Gov. Andrew Cuomo today rolled out a plan to create a broad and consistent system for handling allegations of sexual assault on State University of New York campuses.
The plan–which the SUNY Board of Trustees immediately and unanimously voted in favor of at the meeting this morning with Mr. Cuomo–would require all 64 state college institutions to come up with a uniform definition of sexual consent, a uniform amnesty policy for related drug and alcohol offenses for assault reporters, a universal “Sexual Assault Victims Bill of Rights,” a system-wide training and education plan for students and school law enforcement and an all-campus-encompassing school policy for reporting sex offenses and for assessing the environment for victims at all schools. The schools will have to hammer out the exact details of such a system by March 2015.

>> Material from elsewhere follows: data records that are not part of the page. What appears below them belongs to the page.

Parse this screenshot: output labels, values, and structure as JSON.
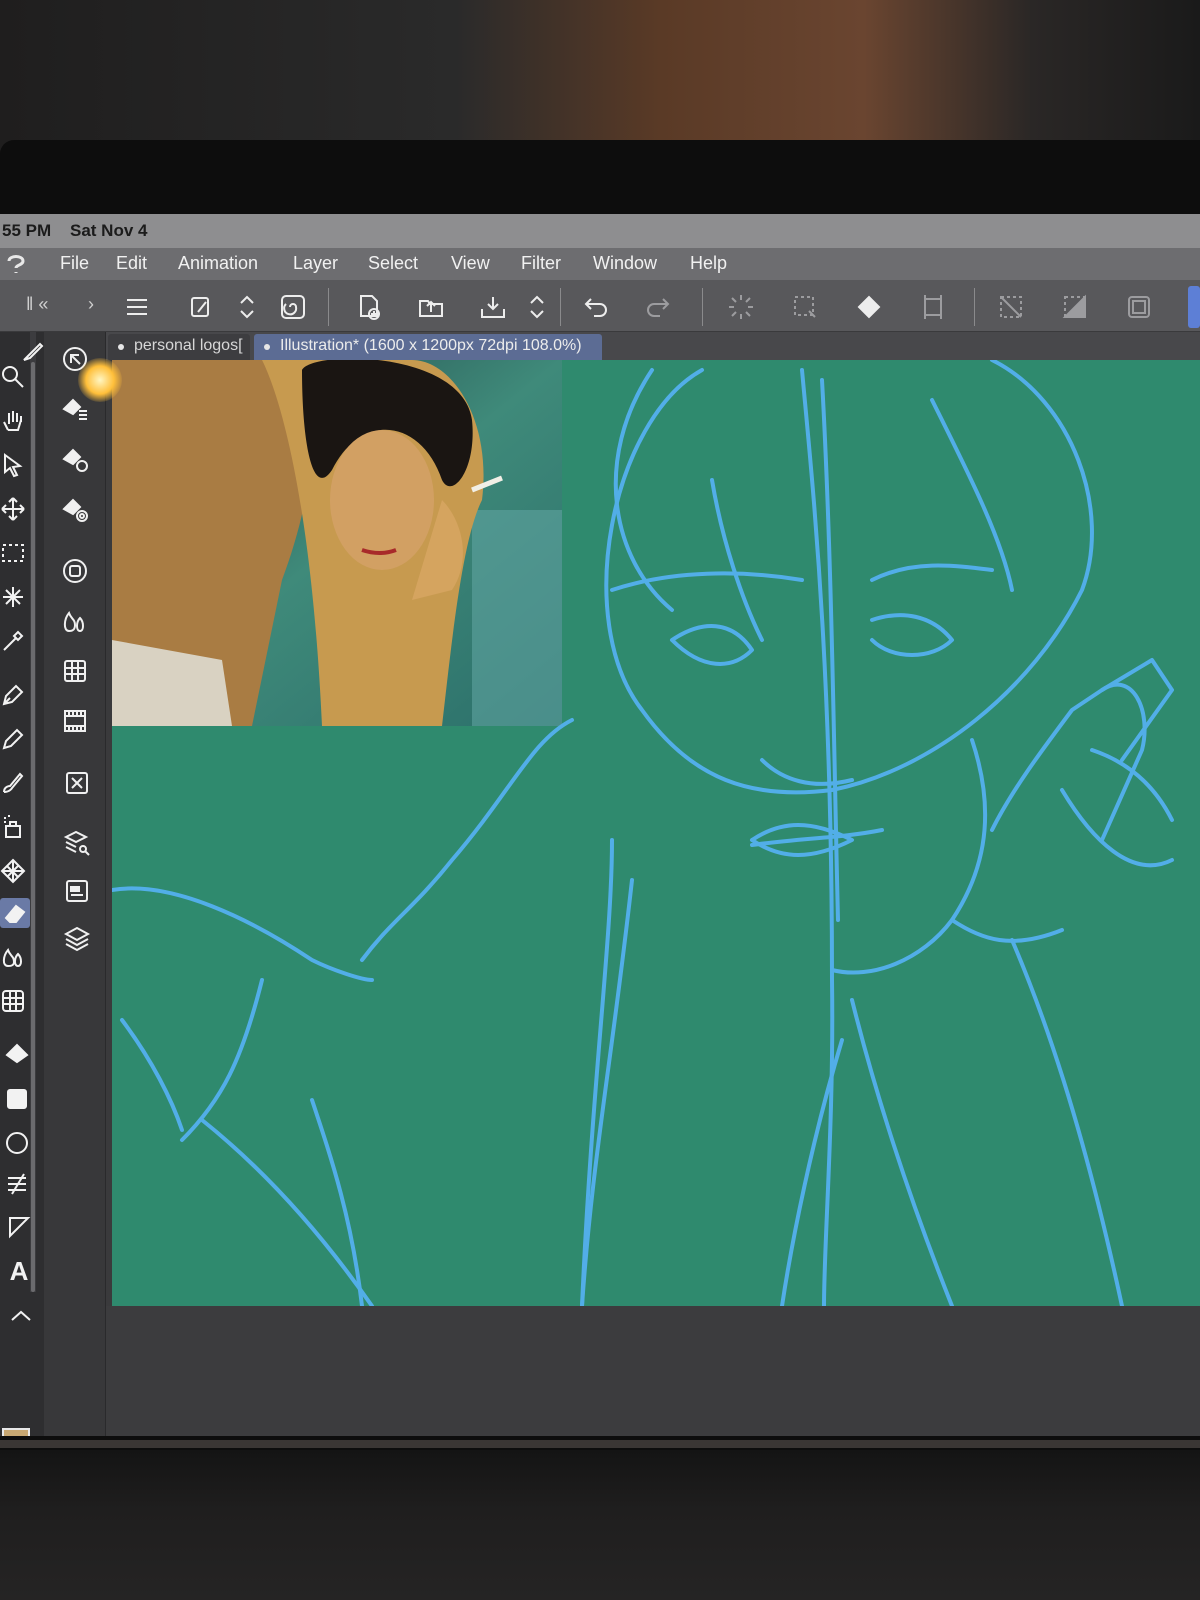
{
  "status_bar": {
    "time": "55 PM",
    "date": "Sat Nov 4"
  },
  "menu": {
    "items": [
      "File",
      "Edit",
      "Animation",
      "Layer",
      "Select",
      "View",
      "Filter",
      "Window",
      "Help"
    ]
  },
  "toolbar": {
    "icons": [
      "menu-icon",
      "new-file-icon",
      "chevron-updown-icon",
      "spiral-logo-icon",
      "new-canvas-icon",
      "open-folder-icon",
      "save-download-icon",
      "undo-icon",
      "redo-icon",
      "loading-spinner-icon",
      "marquee-select-icon",
      "fill-bucket-icon",
      "transform-icon",
      "deselect-icon",
      "invert-selection-icon",
      "crop-frame-icon"
    ]
  },
  "tabs": [
    {
      "label": "personal logos[",
      "active": false
    },
    {
      "label": "Illustration* (1600 x 1200px 72dpi 108.0%)",
      "active": true
    }
  ],
  "tools": {
    "main": [
      "pen-tool-icon",
      "magnifier-icon",
      "hand-icon",
      "select-arrow-icon",
      "move-icon",
      "rectangle-select-icon",
      "magic-wand-icon",
      "eyedropper-icon",
      "pen-nib-icon",
      "pencil-icon",
      "brush-icon",
      "airbrush-icon",
      "decoration-icon",
      "eraser-icon",
      "blend-icon",
      "figure-icon",
      "fill-icon",
      "gradient-icon",
      "ellipse-icon",
      "layer-cutter-icon",
      "ruler-icon",
      "text-icon",
      "balloon-icon"
    ],
    "text_tool_label": "A",
    "sub": [
      "navigator-icon",
      "tool-property-icon",
      "sub-tool-detail-icon",
      "brush-size-icon",
      "color-circle-icon",
      "color-set-icon",
      "intermediate-color-icon",
      "timeline-icon",
      "layer-property-icon",
      "layer-search-icon",
      "auto-action-icon",
      "layers-icon"
    ]
  },
  "colors": {
    "canvas": "#2f8a6e",
    "sketch_stroke": "#52aee8",
    "main_color": "#c7a772",
    "sub_color": "#69c4cc",
    "active_tab": "#5c6c94"
  }
}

Mr. Cuomo called it a vital move to combat the epidemic of sexual violence against collegiate women, pointing to studies showing that one in four women will be the victims of a sexual assault while enrolled in an institution of higher learning, but only five percent report such incidents. The governor blamed the problem on varying standards of what qualifies as sexual consent, and on schools attempting to protect their public image by trying to resolve claims of assault internally.
“Right now, in the SUNY system, in the state university system, you have different definitions of consent in different schools. Depending on what school you go to, it’s a different definition of a woman or a man actually consenting to the sexual act. How can you have different definitions of consent? Consent is consent. Define it, define it once, and that should be the definition,” Mr. Cuomo said, adding that SUNY would have to decide exactly what that definition is. “This is a crime. It’s not just a disciplinary issue. Rape is a crime. Sexual assault is a crime. And the person should be punished criminally.”
Mr. Cuomo added, however, that the plan would give victims the right to decide whether to go to the police or to allow the college to handle their complaints without involving the authorities. The governor said that the policy SUNY approves will–after three to five months–become the blueprint for a bill setting standards for handling sexual assault allegations at colleges across the state, public and private alike.
“What I would hope is that from this example, and from this experience, we develop a state law, and we pass that law and it will cover every school in the state,” said Mr. Cuomo. “If it goes well on the SUNY system, then we will codify it and then hopefully pass it as a law in the state, so it is imposed on all schools, public and private.”
The plan won plaudits from the 18-member SUNY Board of Trustees, 15 of whom are gubernatorial appointees. SUNY Chairman Carl McCall had particularly plangent praise for the proposal.
“This is an important effort for the students of this state to know we’re working together not only to educate our students, but to protect them,” he said.
Assisting SUNY in the effort to create the new formula will be former Manhattan assistant district attorney Linda Fairstein, who among many cases oversaw the conviction of five teenagers in the famed “Central Park jogger” case–convictions recently overturned, with a $41 million settlement in the works for the accused. Ms. Fairstein also served as an adviser in the high-profile sexual assault cases of Michael Jackson, Kobe Bryant and Dominique Strauss-Kahn.
Ms. Fairstein characterized the plan as a sort of pro-active, pre-emptive measure.
“In my experience, this only happens after there has been a crisis on campus,” she said. “This is a really brilliant way to approach it.”